Anyway, I watched the extended last episode (as well as the afternoon one earlier in the day), and it was good to see the return of actor Paul Keane as Des Clarke, as he was always an amiable, likeable character and his performance when his wife Daphne died back in the late '80s was a good piece of acting, not something TV soaps are usually known for (with exceptions of course). Funny how soaps can affect people, as, despite myself, I somehow feel I've lost some friends and acquaintances, and the ability to visit a Melbourne cul-de-sac, which was as familiar to me via the TV screen as the view outside my house is via my window. (And that's what a TV is - a window to another world.) Like so many other things I thought would be around forever, I felt I'd be able to drop into the Ramsay Street whenever the fancy took me, but I was misguided in that belief.
Having said that, though, I didn't realise there was quite so much (any in fact) same-sex kissing (and touching and fondling) nowadays, so had I known, and had Neighbours continued, it's unlikely I'd have felt inclined to renew my acquaintance with the show as it had transformed into quite a different kind of programme to what I knew.
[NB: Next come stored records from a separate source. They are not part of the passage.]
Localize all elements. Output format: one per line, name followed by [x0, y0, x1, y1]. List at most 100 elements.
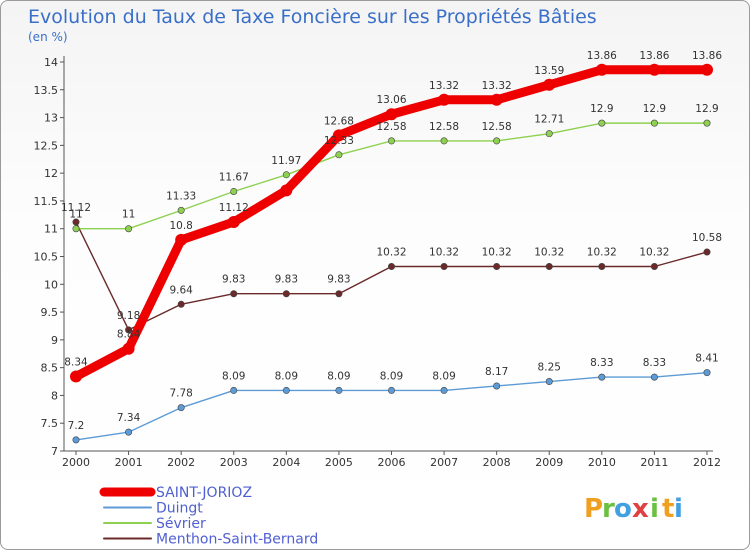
logo-letter: r: [602, 494, 615, 524]
data-point: [648, 63, 661, 76]
data-point: [440, 263, 448, 271]
data-label: 12.33: [324, 135, 354, 147]
data-label: 9.64: [169, 284, 193, 296]
data-point: [230, 386, 238, 394]
data-point: [545, 378, 553, 386]
data-point: [227, 216, 240, 229]
data-label: 10.32: [534, 247, 564, 259]
y-tick-label: 7: [51, 445, 58, 458]
data-point: [703, 248, 711, 256]
series-lines: [70, 63, 713, 444]
data-label: 13.32: [429, 80, 459, 92]
data-point: [595, 63, 608, 76]
data-point: [438, 93, 451, 106]
data-point: [387, 263, 395, 271]
data-label: 12.9: [695, 103, 718, 115]
data-label: 13.86: [692, 50, 722, 62]
legend-label: Sévrier: [156, 516, 206, 532]
data-label: 10.32: [587, 247, 617, 259]
y-tick-label: 9.5: [41, 306, 59, 319]
data-label: 10.32: [482, 247, 512, 259]
data-point: [125, 428, 133, 436]
legend: SAINT-JORIOZDuingtSévrierMenthon-Saint-B…: [99, 485, 318, 548]
data-point: [493, 137, 501, 145]
data-point: [282, 171, 290, 179]
legend-label: Duingt: [156, 501, 203, 517]
data-point: [598, 373, 606, 381]
data-point: [598, 119, 606, 127]
y-tick-label: 8: [51, 389, 58, 402]
data-label: 11.33: [166, 190, 196, 202]
data-label: 11.12: [219, 202, 249, 214]
y-tick-label: 9: [51, 334, 58, 347]
logo-letter: P: [584, 494, 603, 524]
data-point: [543, 78, 556, 91]
data-label: 8.84: [117, 329, 141, 341]
data-point: [70, 370, 82, 383]
data-label: 8.09: [275, 370, 298, 382]
x-tick-label: 2006: [378, 456, 406, 469]
y-tick-label: 7.5: [41, 417, 59, 430]
data-label: 7.2: [68, 420, 85, 432]
data-label: 12.68: [324, 115, 354, 127]
logo-letter: o: [614, 494, 632, 524]
data-label: 7.34: [117, 412, 141, 424]
x-tick-label: 2012: [693, 456, 721, 469]
y-tick-label: 10.5: [34, 251, 59, 264]
data-label: 8.09: [222, 370, 245, 382]
series-line-1: [75, 371, 708, 441]
proxiti-logo: Pr o x i t i: [584, 494, 683, 524]
data-labels: 8.34 8.84 10.8 11.12 12.68 13.06 13.32 13.32 13.…: [61, 50, 722, 432]
data-point: [177, 300, 185, 308]
data-point: [440, 137, 448, 145]
data-label: 12.58: [482, 121, 512, 133]
data-label: 11.67: [219, 171, 249, 183]
data-label: 12.58: [376, 121, 406, 133]
chart-subtitle: (en %): [28, 30, 68, 44]
data-label: 13.59: [534, 65, 564, 77]
data-label: 12.9: [643, 103, 666, 115]
data-point: [387, 386, 395, 394]
logo-letter: i: [674, 494, 683, 524]
data-point: [280, 184, 293, 197]
x-tick-label: 2011: [640, 456, 668, 469]
x-tick-label: 2004: [272, 456, 300, 469]
data-label: 8.34: [64, 357, 88, 369]
y-tick-label: 12.5: [34, 139, 59, 152]
data-point: [177, 206, 185, 214]
data-label: 9.83: [222, 274, 245, 286]
y-tick-label: 14: [44, 56, 58, 69]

Therefore, maybe it's a good thing it's finally ended, lest my memories of it in its heyday became sullied by its pc embrace of a lifestyle for which I have no empathy. Better to remember the glory days of its early years, before it descended into 'woke'-ism. So here's to Neighbours - everybody needs good ones, and I hope all you Crivvies are lucky in that respect.
Did you watch Neighbours? Will you miss the show, and are you saddened by its demise? Feel free to comment in the relevant section. It might take me a while to respond, but you can chat amongst yourselves 'til I join the party. (I'll endeavour to publish your comments - if any - as soon as I can.)